Dollar Trades Slightly Lower Ahead of FOMC Meeting Results

The dollar index (DXY00) on Tuesday fell slightly by -0.12%.  The dollar traded on the defensive ahead of the 2-day FOMC meeting that ends Wednesday, which could yield a dovish outcome with hints of further rate cuts and a possible end to quantitative tightening. The dollar was also under pressure from the -0.4 bp decline in the 10-year T-note yield.

The dollar remains under pressure from the ongoing US government shutdown.  The longer the shutdown is maintained, the more likely the US economy will suffer and the more likely the Fed will have to cut interest rates.


The dollar on Tuesday gained support from the stronger-than-expected Richmond Fed and US consumer confidence reports.

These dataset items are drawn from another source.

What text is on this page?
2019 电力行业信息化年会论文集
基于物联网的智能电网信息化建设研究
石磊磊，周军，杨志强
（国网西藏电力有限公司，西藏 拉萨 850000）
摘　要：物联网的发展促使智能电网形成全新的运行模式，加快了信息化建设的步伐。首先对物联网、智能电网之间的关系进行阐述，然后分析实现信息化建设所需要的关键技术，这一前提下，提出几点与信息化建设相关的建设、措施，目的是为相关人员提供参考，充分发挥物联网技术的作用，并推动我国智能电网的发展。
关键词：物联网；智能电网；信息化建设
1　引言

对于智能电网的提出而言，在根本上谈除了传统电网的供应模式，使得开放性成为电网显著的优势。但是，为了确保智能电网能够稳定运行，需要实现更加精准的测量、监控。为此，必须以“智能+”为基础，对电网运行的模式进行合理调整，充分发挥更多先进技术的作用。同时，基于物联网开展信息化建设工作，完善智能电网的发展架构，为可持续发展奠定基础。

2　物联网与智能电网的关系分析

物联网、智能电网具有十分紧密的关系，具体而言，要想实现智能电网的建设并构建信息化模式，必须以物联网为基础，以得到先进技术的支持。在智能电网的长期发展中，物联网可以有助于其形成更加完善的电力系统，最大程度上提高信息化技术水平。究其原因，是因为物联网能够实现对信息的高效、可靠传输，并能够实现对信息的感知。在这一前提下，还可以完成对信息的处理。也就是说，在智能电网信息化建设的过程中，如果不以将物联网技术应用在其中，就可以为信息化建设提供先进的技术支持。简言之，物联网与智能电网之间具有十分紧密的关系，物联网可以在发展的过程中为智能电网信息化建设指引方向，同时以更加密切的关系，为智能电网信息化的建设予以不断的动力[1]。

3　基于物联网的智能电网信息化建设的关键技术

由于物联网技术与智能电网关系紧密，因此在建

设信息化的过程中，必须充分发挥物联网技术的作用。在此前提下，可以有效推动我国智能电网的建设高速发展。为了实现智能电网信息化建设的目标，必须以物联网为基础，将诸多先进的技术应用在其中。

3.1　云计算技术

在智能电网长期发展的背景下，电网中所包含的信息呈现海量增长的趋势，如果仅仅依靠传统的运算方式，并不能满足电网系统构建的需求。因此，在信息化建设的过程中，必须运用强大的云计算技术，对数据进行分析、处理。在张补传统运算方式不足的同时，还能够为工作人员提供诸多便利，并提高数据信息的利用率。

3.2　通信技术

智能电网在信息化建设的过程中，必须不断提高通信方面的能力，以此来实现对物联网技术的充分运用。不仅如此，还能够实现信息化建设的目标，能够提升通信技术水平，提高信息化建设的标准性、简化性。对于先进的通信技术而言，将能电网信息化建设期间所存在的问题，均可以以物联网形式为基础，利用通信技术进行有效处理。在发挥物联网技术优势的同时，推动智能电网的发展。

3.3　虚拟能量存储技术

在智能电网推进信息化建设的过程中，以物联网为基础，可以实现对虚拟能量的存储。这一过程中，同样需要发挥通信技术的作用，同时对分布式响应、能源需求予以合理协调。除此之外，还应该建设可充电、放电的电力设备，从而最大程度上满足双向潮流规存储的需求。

The markets are discounting a 100% chance that the FOMC at the end of its 2-day meeting on Wednesday will announce a -25 bp rate cut in its federal funds target range to 3.75%-4.00%.  Assuming the Fed proceeds with this week’s -25 bp rate cut, the markets are then discounting a 90% chance of another -25 bp rate cut at the next FOMC meeting on December 9-10.  The markets are discounting an overall 115 bp rate cut by the end of 2026 to 2.95% from the current effective federal funds rate of 4.10%.

The FOMC at this week’s meeting is not scheduled to release a Summary of Economic Projections, which contains the Fed’s dot plot.  That means the markets on Wednesday will hear from Fed Chair Powell at his regular post-meeting press conference, but will not receive an update from other Fed officials on their views about the future course of interest rates.

The markets are also expecting the FOMC to announce on Wednesday that it is ending its quantitative tightening, which involves allowing its balance sheet to decline.  A halt to the Fed’s quantitative tightening would be supportive for the stock and bond markets, as the Fed would no longer be draining liquidity from the US financial system.

The Aug FHFA US house price index rose +0.4% m/m, which was stronger than expectations of -0.1%.  Meanwhile, the S&P Cotality CS US 20-city house index rose by +0.19% m/m and +1.58% y/y, which was stronger than expectations of -0.10% m/m and +1.30% y/y.